Ignorance, denial and insurgency in Mozambique
A new and different state is necessary to manage the complex problems in the region, but is it possible under the current regime that has fed the conflict?
It’s been four years now since a small group of armed men targeted a police post in Mocímboa da Praia in northern Mozambique, a small act that grew into a major insurgency targeting civilians, occupying territory and forcing out a major energy company preparing to extract gas offshore in the province of Cabo Delgado. To date, 3500 people have been killed in the armed conflict and 745,000 displaced. The insurgency came to an apparent halt this summer after Rwandan armed forces, and then the SADC mission to Mozambique (SAMIM), arrived in Mozambique to fight it. The current relative calm on the battlefield has invited reflections on whether the military approach is working and what should come next.
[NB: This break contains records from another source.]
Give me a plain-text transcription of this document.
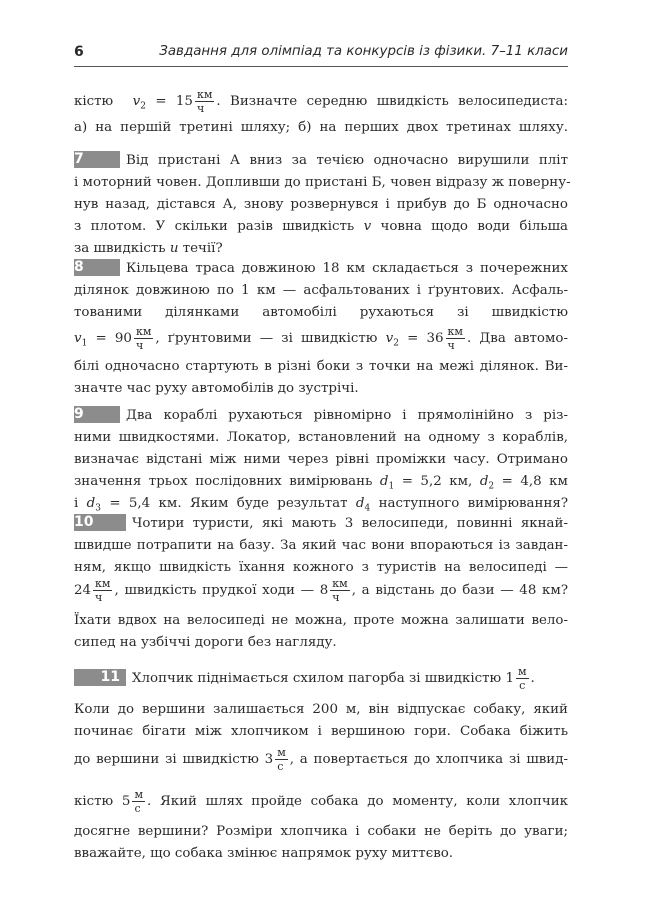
6	Завдання для олімпіад та конкурсів із фізики. 7–11 класи
кістю $v_2 = 15$ км
ч . Визначте середню швидкість велосипедиста:
а) на першій третині шляху; б) на перших двох третинах шляху.
7	Від пристані А вниз за течією одночасно вирушили пліт
і моторний човен. Допливши до пристані Б, човен відразу ж поверну-
нув назад, дістався А, знову розвернувся і прибув до Б одночасно
з плотом. У скільки разів швидкість v човна щодо води більша
за швидкість u течії?
8	Кільцева траса довжиною 18 км складається з почережних
ділянок довжиною по 1 км — асфальтованих і ґрунтових. Асфаль-
тованими ділянками автомобілі рухаються зі швидкістю
$v_1 = 90$ км
ч , ґрунтовими — зі швидкістю $v_2 = 36$ км
ч . Два автомо-
білі одночасно стартують в різні боки з точки на межі ділянок. Ви-
значте час руху автомобілів до зустрічі.
9	Два кораблі рухаються рівномірно і прямолінійно з різ-
ними швидкостями. Локатор, встановлений на одному з кораблів,
визначає відстані між ними через рівні проміжки часу. Отримано
значення трьох послідовних вимірювань $d_1 = 5,2$ км, $d_2 = 4,8$ км
і $d_3 = 5,4$ км. Яким буде результат $d_4$ наступного вимірювання?
10	Чотири туристи, які мають 3 велосипеди, повинні якнай-
швидше потрапити на базу. За який час вони впораються із завдан-
ням, якщо швидкість їхання кожного з туристів на велосипеді —
24 км
ч , швидкість прудкої ходи — 8 км
ч , а відстань до бази — 48 км?
Їхати вдвох на велосипеді не можна, проте можна залишати вело-
сипед на узбіччі дороги без нагляду.
11 Хлопчик піднімається схилом пагорба зі швидкістю 1 м
с .
Коли до вершини залишається 200 м, він відпускає собаку, який
починає бігати між хлопчиком і вершиною гори. Собака біжить
до вершини зі швидкістю 3 м
с , а повертається до хлопчика зі швид-
кістю 5 м
с . Який шлях пройде собака до моменту, коли хлопчик
досягне вершини? Розміри хлопчика і собаки не беріть до уваги;
вважайте, що собака змінює напрямок руху миттєво.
How could the insurgency in Mozambique grow in this way, and is an international military intervention the right response to stop it?
Much of the current debate among policy makers and analysts makes important assumptions about why and how insurgency begins, pointing to either external influences, such as transnational Islamist terrorism, or the long-term lack of development and marginalization of people in the northern region of Mozambique, leading to grievances that motivate the young and poor to join the insurgency. While these aspects certainly have played a role in Mozambique, we need to take into account the government’s response and how it has helped escalate the conflict and strengthened the insurgency. Ignorance and denial have been core government attitudes that left the party in power, Frelimo, with little understanding and capacity to respond to the growing unrest in Cabo Delgado. Instead, the response of choice—severe repression and a lack of respect for human rights—has nurtured the rebellion. The current stability is therefore, in all likelihood, temporary.